Lawmakers in the Kansas House wrapped up hearings on a school funding proposal on March 27. HB2410 would funnel an additional $75 million to schools on March 27.

The House K-12 Education Budget Committee hosted a three-day hearing on a proposed funding formula that provides $4,170 in base state aid per pupil, up from $3,852.

Similar to the 1992 formula, the proposal adds weightings for at-risk students. It also allows districts to maintain local option budgets, broken into three categories. Local funding would be prescribed for certain functions like educating English learners and at-risk students. Another local stream could be used to fund extra curricular activities.

Though the formula includes weightings for low enrollment, more than 100 school districts would receive less funding due to declining enrollment.

Under the proposal, the Great Bend School District loses $1.2 million, Geary County Schools loses $5.5 million, Ft. Leavenworth loses $3 million and Hutchinson School District loses $2.5 million. Hutch’s neighboring district, Buhler, receives $1 million more.

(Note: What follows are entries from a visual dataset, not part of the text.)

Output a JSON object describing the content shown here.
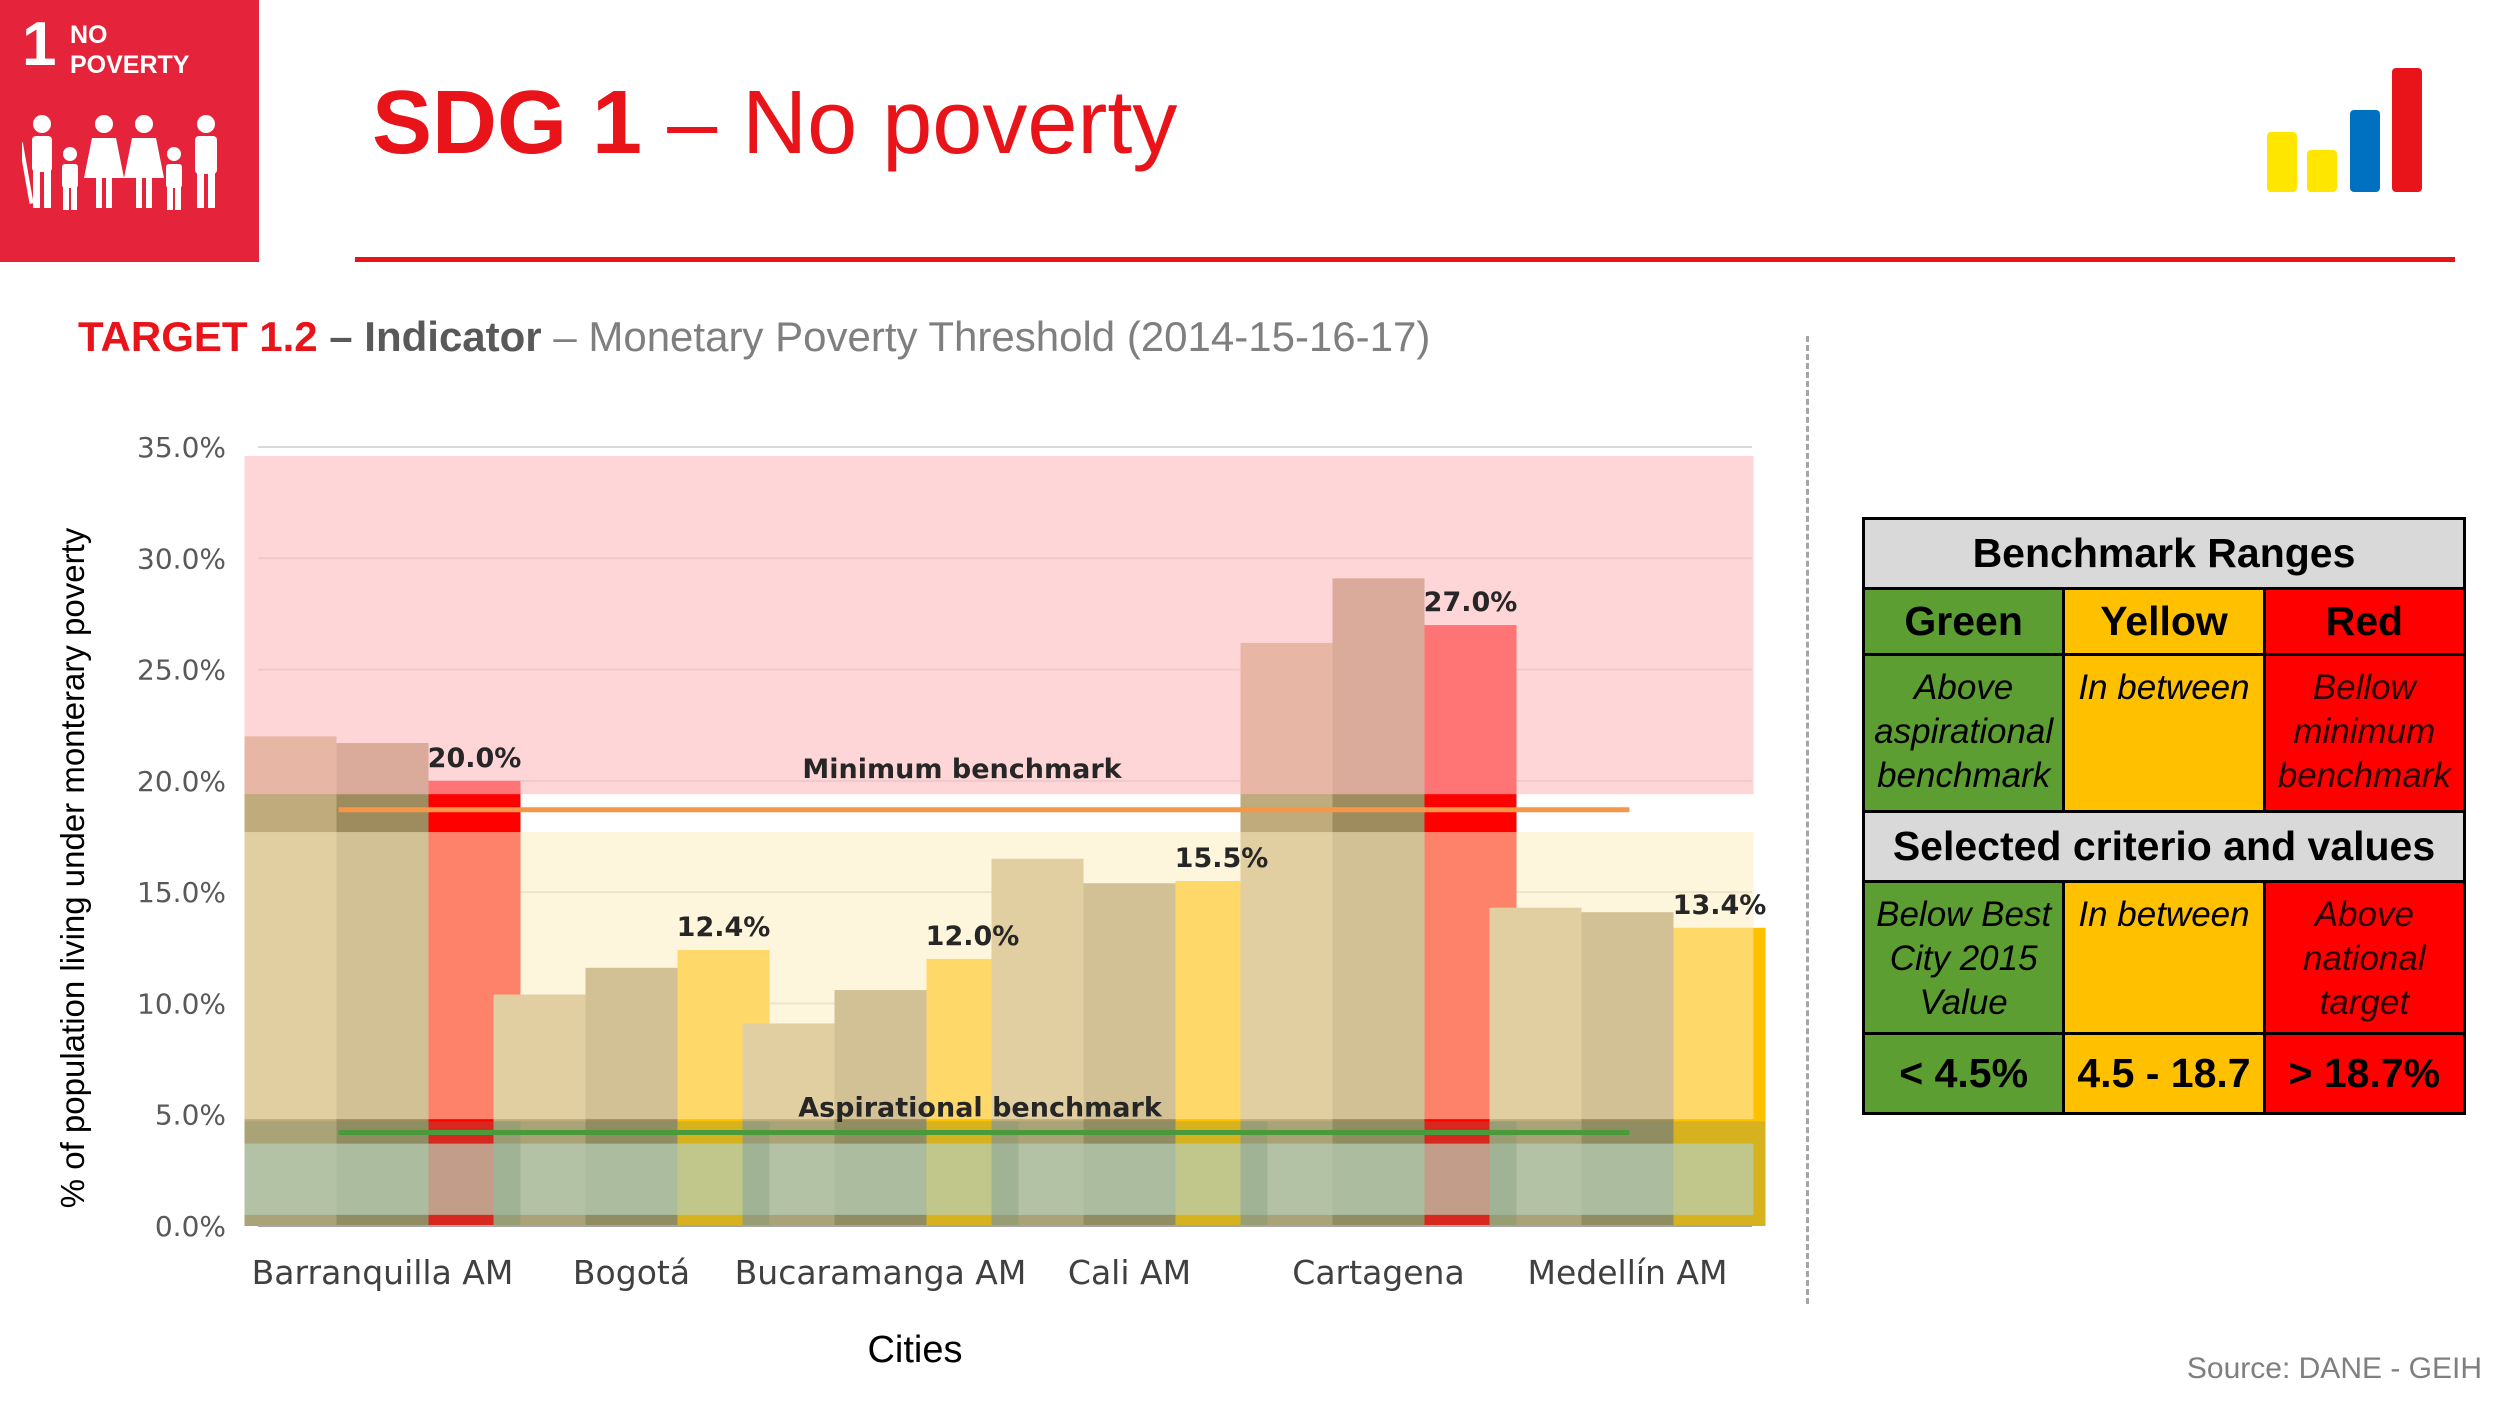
{
  "logo": {
    "goal_number": "1",
    "goal_line1": "NO",
    "goal_line2": "POVERTY",
    "people_icon": "family-icon",
    "brand_icon": "bar-chart-logo-icon"
  },
  "header": {
    "title_bold": "SDG 1",
    "title_rest": " – No poverty"
  },
  "subtitle": {
    "target": "TARGET 1.2",
    "indicator": " – Indicator",
    "description": " – Monetary Poverty Threshold (2014-15-16-17)"
  },
  "colors": {
    "brand_red": "#e8141a",
    "bar_2014": "#bfab7b",
    "bar_2015": "#9e8c5f",
    "bar_yellow": "#ffc000",
    "bar_red": "#ff0000",
    "band_red": "#ffbdbf",
    "band_yellow": "#fdedc1",
    "band_green": "#d4e8d4",
    "min_benchmark_line": "#f79646",
    "asp_benchmark_line": "#4a9a3c",
    "table_green": "#5c9e31",
    "table_yellow": "#ffc000",
    "table_red": "#ff0000"
  },
  "chart_data": {
    "type": "bar",
    "ylabel": "% of population living under monterary poverty",
    "xlabel": "Cities",
    "ylim": [
      0,
      35
    ],
    "yticks": [
      0,
      5,
      10,
      15,
      20,
      25,
      30,
      35
    ],
    "ytick_labels": [
      "0.0%",
      "5.0%",
      "10.0%",
      "15.0%",
      "20.0%",
      "25.0%",
      "30.0%",
      "35.0%"
    ],
    "grid": true,
    "categories": [
      "Barranquilla AM",
      "Bogotá",
      "Bucaramanga AM",
      "Cali AM",
      "Cartagena",
      "Medellín AM"
    ],
    "series": [
      {
        "values": [
          22.0,
          10.4,
          9.1,
          16.5,
          26.2,
          14.3
        ]
      },
      {
        "values": [
          21.7,
          11.6,
          10.6,
          15.4,
          29.1,
          14.1
        ]
      },
      {
        "values": [
          20.0,
          12.4,
          12.0,
          15.5,
          27.0,
          13.4
        ],
        "labels": [
          "20.0%",
          "12.4%",
          "12.0%",
          "15.5%",
          "27.0%",
          "13.4%"
        ],
        "status": [
          "red",
          "yellow",
          "yellow",
          "yellow",
          "red",
          "yellow"
        ]
      }
    ],
    "bands": [
      {
        "level": "red",
        "from": 19.4,
        "to": 34.6
      },
      {
        "level": "yellow",
        "from": 4.8,
        "to": 17.7
      },
      {
        "level": "green",
        "from": 0.5,
        "to": 3.7
      }
    ],
    "reference_lines": [
      {
        "label": "Minimum benchmark",
        "value": 18.7,
        "color": "#f79646"
      },
      {
        "label": "Aspirational benchmark",
        "value": 4.2,
        "color": "#4a9a3c"
      }
    ]
  },
  "table": {
    "title": "Benchmark Ranges",
    "columns": [
      "Green",
      "Yellow",
      "Red"
    ],
    "ranges": [
      "Above aspirational benchmark",
      "In between",
      "Bellow minimum benchmark"
    ],
    "criteria_title": "Selected criterio and values",
    "criteria": [
      "Below Best City 2015 Value",
      "In between",
      "Above national target"
    ],
    "values": [
      "< 4.5%",
      "4.5 - 18.7",
      "> 18.7%"
    ]
  },
  "source": "Source: DANE - GEIH"
}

Growing districts receive a bump in funding. Every Johnson County School District receives a funding increase as would the Dodge City, Hays, Topeka, Wichita, and Kansas City, Kansas, School Districts. View specifics for all school districts here.

Legislators essentially froze school funding two years ago, instituting a block grant mechanism that held schools harmless. The block grants served as a place holder until legislators crafted a new formula. That funding mechanism expires June 30. Now legislators face a Supreme Court-mandated deadline of June 30 as well. The state Supreme Court ruled block grants aren’t adequately calculated. Justices mandated lawmakers develop a new formula by June 30.

HB 2410 is one of several proposals the House committee vetted. The bill appears to have momentum.

Several school districts, including the Wichita School District, voiced strong opposition to HB 2410. The Wichita district would be one of the biggest winners if legislators adopt the formula. USD 259 would receive an additional $8.5 million, but Jim Freeman, Wichita district lobbyist, told legislators it’s not enough.

“It isn’t really as much of an increase as it ought to be,” Freeman said.

Though attorneys for the districts who sued the state for more money suggested adequate funding requires an injection of $500 million to $800 million more, the Supreme Court stopped short of specifying a specific dollar amount.

“Our adequacy test…rejects any litmus test that relies on specific funding levels to reach constitutional compliance,” the opinion reads.

The Kansas National Education Association lobbyist, Mark Desetti, called the proposal “woefully inadequate,” but KNEA formally testified neutral on the legislation as did the Kansas Association of School Boards and Kansas Policy Institute.

Several school district officials expressed their opposition to the funding scheme. The Blue Valley School District is a noted exception. Mike Slagle, assistant superintendent at BVSD, offered neutral testimony. The Shawnee Mission School District also offered neutral testimony.

The large Johnson County districts’ position revealed a divide between some local legislators and officials of the school districts they represent.

Slagle told the committee his district prefers a formula that targets outcomes.

“Without an empirically driven approach, policy makers will never know if the amount they’re funding for education is actually adequate,” he said.

The Great Divide

The Blue Valley district is looking for a formula that allows local schools to fund beyond adequacy. Ideally, he said district officials seek a funding base that is tied to something that reflects the cost to educate a student. The district would prefer a formula that allows for funding adjustments based on the needs of the students, and a funding mechanism that allows local adjustments.

Rep. Melissa Rooker, in a newsletter to constituents, called the belief that heavy reliance on local property taxes is the only way Johnson County districts can excel, “tired.” Prior to 1992, local taxes comprised the majority of school funding.

“While a plan that harkens back to days of old sounds good from a certain vantage point, that jingoistic view ignores reality,” she wrote. ”

She said there are major differences in property wealth even in Johnson County districts.

“So which part of Johnson County matters more? Whose kids are more deserving of a quality education?” she wrote. “Students in classrooms all around the state today will become the Johnson County workforce of tomorrow.”

Though most of her ire is directed at a school funding plan floated by Shawnee Mission School District officials, she said House hearings exposed problems with HB 2410. She proposed a funding plan that mirrored the previous funding formula, but added approximately $900 million in new funding.

Rep. Larry Campbell, chair of the committee, called the hearing a “good starting” point.

There are amendments already ready to go,” he said. “We’ve heard you.”